Она вдруг умолкла, изменившись в лице, но вскоре спросила:
— Чем же было ее тело для всех них?
Так, если твой Абсолют — говорил я — мне не открывается, если я его отвергаю, если мое нутро его не приемлет и отторгает, как пот и содержащийся в поту яд, то я — за жизнеспособность моего тела, и Ванда должна подняться на алтарь. А Амадеу — пророк, и его «требник» — Евангелие.
— А-а, вы же все не знаете, что Сизиф осужден на адские муки…
Вот тут меня прорвало. И я сказал богохульно:
— О, Эма! Мне ничего не стоило бы погубить душу вместе с вами.
Но Эма выдержала мой натиск. Белая как смерть, с остановившимся взглядом, она проговорила, медленно, сквозь зубы:
— Готова отдать вам свое тело, пока курю сигарету.
Я умолк. Умолк тут же. И воцарилась тишина, нелепая тягостная тишина, до звона в ушах. Где же происходил наш разговор? В каком пространстве, залитом слепящим светом? Но Эма спасла меня от слепоты.
— Так вам хорошо известно, что тело само по себе ничего не стоит. Вот потому-то вас и не тянет к проституткам…

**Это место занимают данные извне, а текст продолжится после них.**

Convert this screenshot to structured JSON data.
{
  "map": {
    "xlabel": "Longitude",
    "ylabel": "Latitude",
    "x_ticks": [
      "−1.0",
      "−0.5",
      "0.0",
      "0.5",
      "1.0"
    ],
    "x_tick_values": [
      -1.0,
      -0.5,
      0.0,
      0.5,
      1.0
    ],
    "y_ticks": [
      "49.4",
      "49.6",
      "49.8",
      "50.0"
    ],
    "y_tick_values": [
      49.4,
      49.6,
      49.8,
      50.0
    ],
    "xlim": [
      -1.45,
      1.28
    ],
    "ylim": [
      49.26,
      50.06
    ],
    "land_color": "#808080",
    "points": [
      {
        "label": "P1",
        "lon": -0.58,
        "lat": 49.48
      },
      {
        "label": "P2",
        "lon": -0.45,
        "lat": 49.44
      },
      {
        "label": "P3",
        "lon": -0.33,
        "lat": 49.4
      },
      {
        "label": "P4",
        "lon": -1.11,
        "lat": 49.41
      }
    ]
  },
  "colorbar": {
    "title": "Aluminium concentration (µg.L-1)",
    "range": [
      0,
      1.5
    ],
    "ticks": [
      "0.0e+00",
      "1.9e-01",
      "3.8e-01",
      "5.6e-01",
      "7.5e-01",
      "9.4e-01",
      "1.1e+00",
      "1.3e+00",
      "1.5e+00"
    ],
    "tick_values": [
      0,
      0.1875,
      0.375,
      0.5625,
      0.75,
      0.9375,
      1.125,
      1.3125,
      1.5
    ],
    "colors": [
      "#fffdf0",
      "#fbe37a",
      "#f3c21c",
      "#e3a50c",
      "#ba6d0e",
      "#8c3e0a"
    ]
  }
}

Тогда что же меня волнует в тебе, Ванда? Потому что для меня существует только одно твое тело. Или это не так? В лихорадочном вечере звучат мои одинокие шаги. Эхо разносит их по пустынным улицам — что же меня так волнует? Ночью я задыхаюсь от жары, от отчаяния исхожу потом — что все это значит? Словно мне передался от Эмы голод, которым томится ее тело, и, найдя утоление, преобразился в угрызения совести или в духовную пустоту и теперь куда-то исчез, но куда? О, пусть красота твоя пребудет с тобою, Эма, замкнутая в себе, и фантастическая красота, пусть пребудет там, где моему желанию стыдно признать ее. Это желание бессмысленное, но такое сильное. Оно возникает при виде чистой линии твоего бедра, твоих шелковистых волос, твоих свежих грудей, лучащегося взгляда, но оно вне всего этого. Твое тело — жизнь, открывающая доступ, но куда? Никуда, никуда, им даруется наслаждение, от него уходит оно и к нему возвращается, омраченное стыдом первого греха. Это сегодняшняя реальность твоей реальности, и только она — реальна — что хочу я этим сказать? Знак твоей полноты в твоем теплом белокуром пушке и вне его. Но ярость моя тебя не обретает, кто же отделил тебя от тебя? А обретаю я только свое опустошение. Твой теплый белокурый пушок нежен, как птичка. Живущее во мне животное его чувствует, чувствует твою горячую кровь, дрожание твоих ноздрей, и хрипит, и роет землю копытом.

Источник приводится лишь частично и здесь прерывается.